Even with its tenets of liberality and tolerance, note the word Maxwell uses to describe relativism: Dogmatism. Isn't that ironic?

"Not judging" is not the same as "not insisting that we agree," even if it sounds very similar. I have written many posts about the importance of being able to recognize and analyze our own social paradigms. It is in large measure because of this problem – when a paradigm is so persuasive it no longer seems like a paradigm at all, but rather the only way to possibly interpret the facts. But let us stop and question the most fundamental tenants of this "religion" which by its very nature condescends, discounts, and oppresses those who hold any other firm religious belief that differs from our own. Is that the way we want to look at society? Is that how we want America to be? Is there a better way?
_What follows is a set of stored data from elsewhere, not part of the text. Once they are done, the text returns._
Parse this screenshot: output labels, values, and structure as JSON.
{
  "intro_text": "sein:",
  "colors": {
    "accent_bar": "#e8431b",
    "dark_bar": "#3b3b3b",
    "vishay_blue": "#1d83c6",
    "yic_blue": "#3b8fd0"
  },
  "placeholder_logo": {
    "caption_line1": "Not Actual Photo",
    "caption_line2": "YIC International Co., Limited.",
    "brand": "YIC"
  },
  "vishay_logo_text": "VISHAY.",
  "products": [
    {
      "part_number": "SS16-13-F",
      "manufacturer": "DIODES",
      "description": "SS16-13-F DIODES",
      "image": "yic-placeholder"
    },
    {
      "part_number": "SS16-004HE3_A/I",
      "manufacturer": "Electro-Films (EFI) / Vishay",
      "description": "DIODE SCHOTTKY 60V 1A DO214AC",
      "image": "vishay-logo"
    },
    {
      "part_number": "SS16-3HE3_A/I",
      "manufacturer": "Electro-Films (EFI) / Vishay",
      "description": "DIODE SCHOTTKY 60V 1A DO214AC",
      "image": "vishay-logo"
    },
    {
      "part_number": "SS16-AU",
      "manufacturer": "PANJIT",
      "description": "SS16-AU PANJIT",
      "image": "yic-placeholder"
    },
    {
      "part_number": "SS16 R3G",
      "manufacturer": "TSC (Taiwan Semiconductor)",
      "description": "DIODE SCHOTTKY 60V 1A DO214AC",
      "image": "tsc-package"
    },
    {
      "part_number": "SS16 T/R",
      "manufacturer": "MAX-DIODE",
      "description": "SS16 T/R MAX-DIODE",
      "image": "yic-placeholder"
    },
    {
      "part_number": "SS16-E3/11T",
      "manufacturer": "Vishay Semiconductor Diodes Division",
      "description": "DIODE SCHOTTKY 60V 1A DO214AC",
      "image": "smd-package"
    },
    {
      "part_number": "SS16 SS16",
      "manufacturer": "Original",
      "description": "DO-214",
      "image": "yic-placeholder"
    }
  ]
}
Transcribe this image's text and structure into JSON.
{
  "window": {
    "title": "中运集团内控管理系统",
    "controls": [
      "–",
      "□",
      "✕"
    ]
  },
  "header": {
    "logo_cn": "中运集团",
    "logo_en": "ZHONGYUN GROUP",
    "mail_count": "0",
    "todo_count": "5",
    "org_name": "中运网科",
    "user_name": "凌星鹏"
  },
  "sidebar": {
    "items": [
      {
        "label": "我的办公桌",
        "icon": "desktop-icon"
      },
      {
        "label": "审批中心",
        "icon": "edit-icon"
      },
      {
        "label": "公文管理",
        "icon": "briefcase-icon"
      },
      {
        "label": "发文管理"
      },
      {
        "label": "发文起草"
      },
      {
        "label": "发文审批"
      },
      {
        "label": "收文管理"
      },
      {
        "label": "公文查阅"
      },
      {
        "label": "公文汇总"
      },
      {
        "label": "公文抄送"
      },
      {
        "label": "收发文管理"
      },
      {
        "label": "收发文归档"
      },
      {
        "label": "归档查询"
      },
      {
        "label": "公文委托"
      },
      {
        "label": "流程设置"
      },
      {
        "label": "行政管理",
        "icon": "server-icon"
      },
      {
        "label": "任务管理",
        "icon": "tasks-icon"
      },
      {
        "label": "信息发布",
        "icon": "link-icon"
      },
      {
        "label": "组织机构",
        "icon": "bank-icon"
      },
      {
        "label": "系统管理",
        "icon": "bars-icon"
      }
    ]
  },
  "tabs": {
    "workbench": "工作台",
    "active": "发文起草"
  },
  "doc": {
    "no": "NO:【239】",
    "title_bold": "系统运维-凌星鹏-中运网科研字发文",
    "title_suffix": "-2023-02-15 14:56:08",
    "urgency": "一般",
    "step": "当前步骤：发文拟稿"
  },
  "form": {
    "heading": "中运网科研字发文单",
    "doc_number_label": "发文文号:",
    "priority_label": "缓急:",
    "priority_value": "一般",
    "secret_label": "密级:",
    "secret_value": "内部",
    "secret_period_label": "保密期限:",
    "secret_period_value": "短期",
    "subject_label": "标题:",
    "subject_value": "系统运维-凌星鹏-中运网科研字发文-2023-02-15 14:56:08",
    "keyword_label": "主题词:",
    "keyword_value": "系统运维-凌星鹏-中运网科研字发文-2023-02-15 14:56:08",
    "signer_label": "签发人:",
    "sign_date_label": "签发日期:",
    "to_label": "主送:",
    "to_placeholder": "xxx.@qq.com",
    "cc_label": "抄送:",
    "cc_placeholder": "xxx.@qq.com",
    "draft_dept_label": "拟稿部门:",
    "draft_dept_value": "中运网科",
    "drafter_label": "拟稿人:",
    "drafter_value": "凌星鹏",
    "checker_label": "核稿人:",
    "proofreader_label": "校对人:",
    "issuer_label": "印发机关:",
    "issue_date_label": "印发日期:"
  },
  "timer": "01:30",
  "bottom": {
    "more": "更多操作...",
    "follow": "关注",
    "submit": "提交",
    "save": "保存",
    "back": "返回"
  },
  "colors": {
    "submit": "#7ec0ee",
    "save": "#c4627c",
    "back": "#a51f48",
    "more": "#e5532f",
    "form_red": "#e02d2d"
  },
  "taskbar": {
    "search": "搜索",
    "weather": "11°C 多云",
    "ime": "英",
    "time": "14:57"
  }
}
As a Mormon, I care deeply about this topic because I personally hold some very strong, unusual, and admittedly inflexible beliefs. I believe that a man named Jesus who actually lived in Judea was the Son of God and died for our sins. I believe Heavenly Father and Jesus Christ appeared to a 14 year-old boy in a grove of trees in New York in the Spring of 1820, and that that boy later uncovered and translated by the power of God the Book of Mormon, another witness of Jesus Christ. I believe there is a living prophet today who gives us counsel from God for our current challenges - and that acting on that counsel will lead to better and happier lives for everyone, universally. I believe my religion teaches me not just to take these actions myself, but to encourage those around me to take these actions, so they can be happy too.

You may not agree with me. But that's the point isn't it? If your religion believes that "there is no universal code of good and bad", then I won't stop you from preaching that. But I hope you will be a pluralist as well as a relativist, and allow me to practice my faith as well, which insists that there is an eternal law, and commands us to "discern between truth and error" and between "good and bad" (1 Kings 3:9).

I agree with Hasson that fundamentally, every person “share(s) a thirst for the true and the good, and a conscience that drives our quest to find them." I hope America will continue to be a nation that respects and protects our individual quest to do so.